Der erste Beigeordnete der Gemeinde Linsengericht, Helmut Bluhm, berichtete über den Fortschritt beim Neubau des Kindergartens im Ortsteil Altenhaßlau, das neue Industriegebiet in Lützelhausen als auch über den Abriss des Altbaues für den Neubau des Feuerwehrgerätehauses. Ein weiterer großer Diskussionspunkt war der Regenwasserschutz in der Gemeinde: Seit 8 Jahren liegt schon ein Plan für ein Rückhaltebecken vor, das vom Land Hessen laut Zusage mit 80 Prozent gefördert würde, der die Hasselbach im Fall eines Starkregenereignisses aufstaut. Bisher waren nur die Landwirte beziehungsweise die Eigentümer der Grundstücke bisher nicht bereit, entsprechendes Land abzugeben beziehungsweise zu verpachten. Die dramatischen Ereignisse und Zerstörungen der letzten Tage sprechen ihre eigene Sprache. Alle Teilnehmer der Veranstaltung waren sich jedoch einig, dass hier eine Lösung gefunden werden muss.
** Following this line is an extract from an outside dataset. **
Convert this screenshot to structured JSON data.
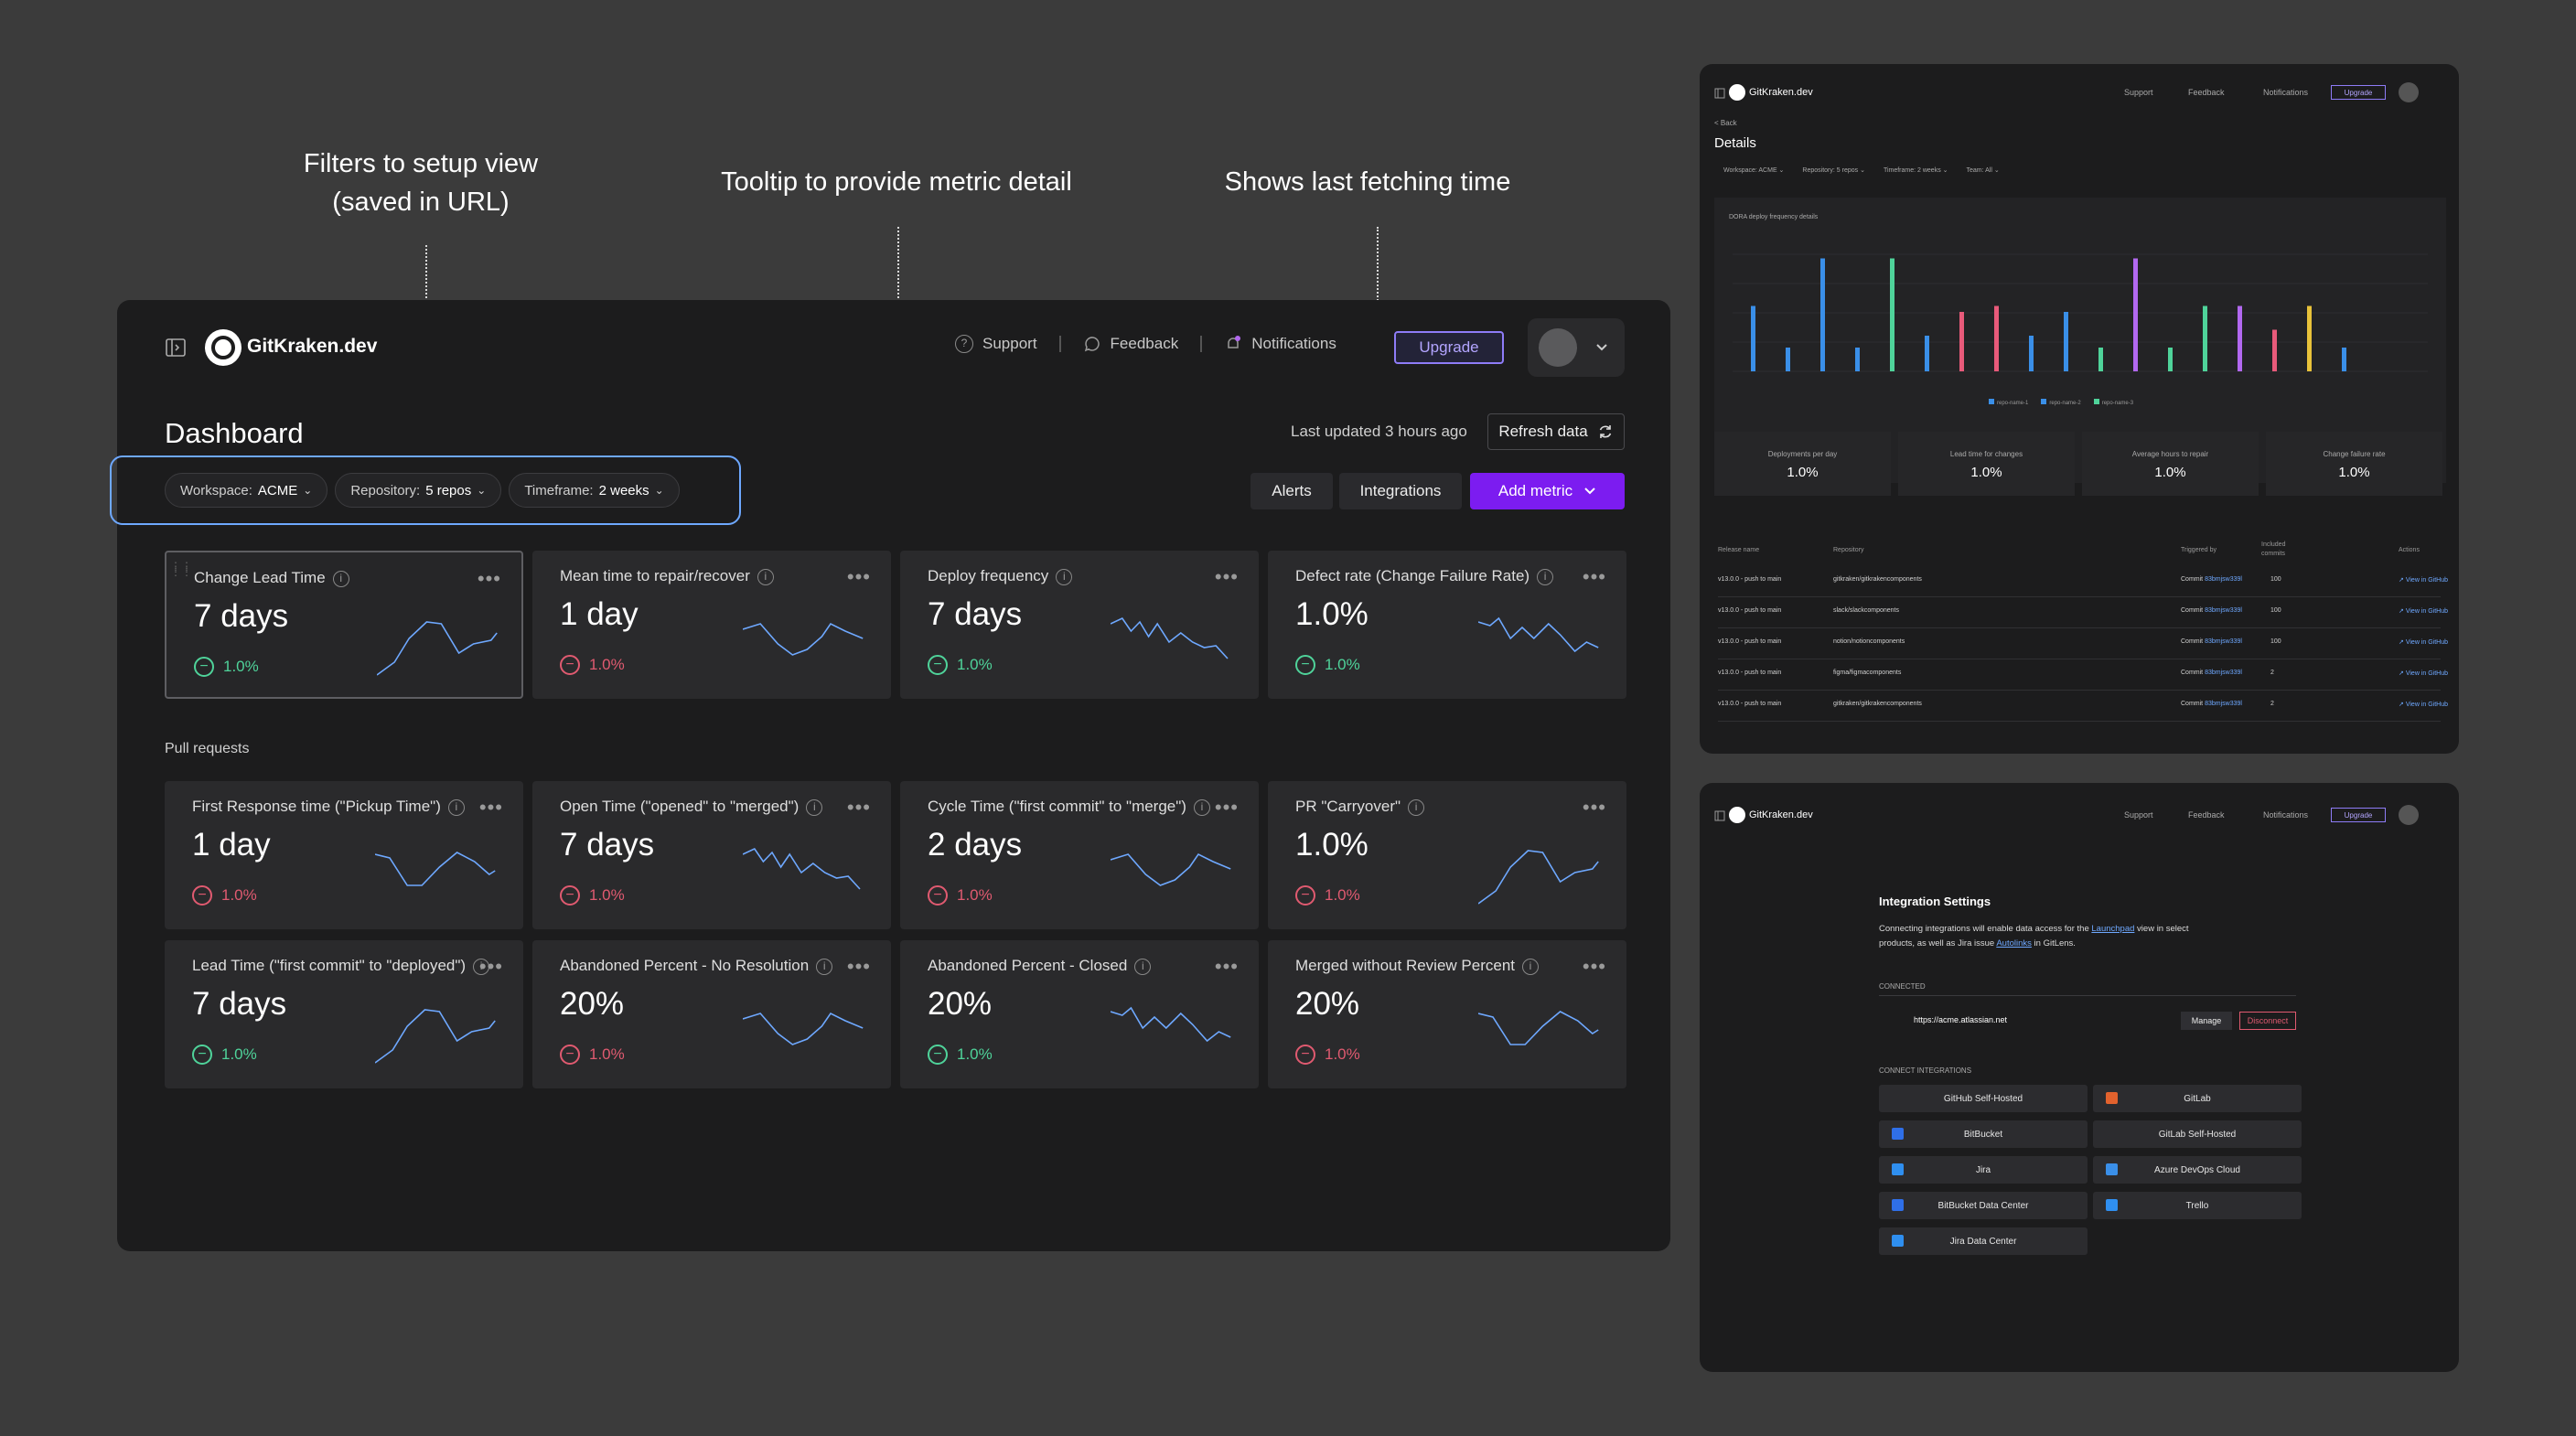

Vielleicht wäre es sinnvoll, mit den Grundstückseigentümer dahingehend zu sprechen, dass für eigentliche Bauwerk nur eine geringe Fläche notwendig ist. Die restliche Staufläche kann weiterhin genutzt werden und es sollte für den Fall eines Starkregenereignisses Entschädigungen vereinbart werden.

Zum Schluss teilten die Vorsitzenden Erika Becker, Christa Gößler und Georg Hörter mit, dass zu dem nächsten Treffen im August die SPD-Bundestagsabgeordnete Bettina Müller kommen wird.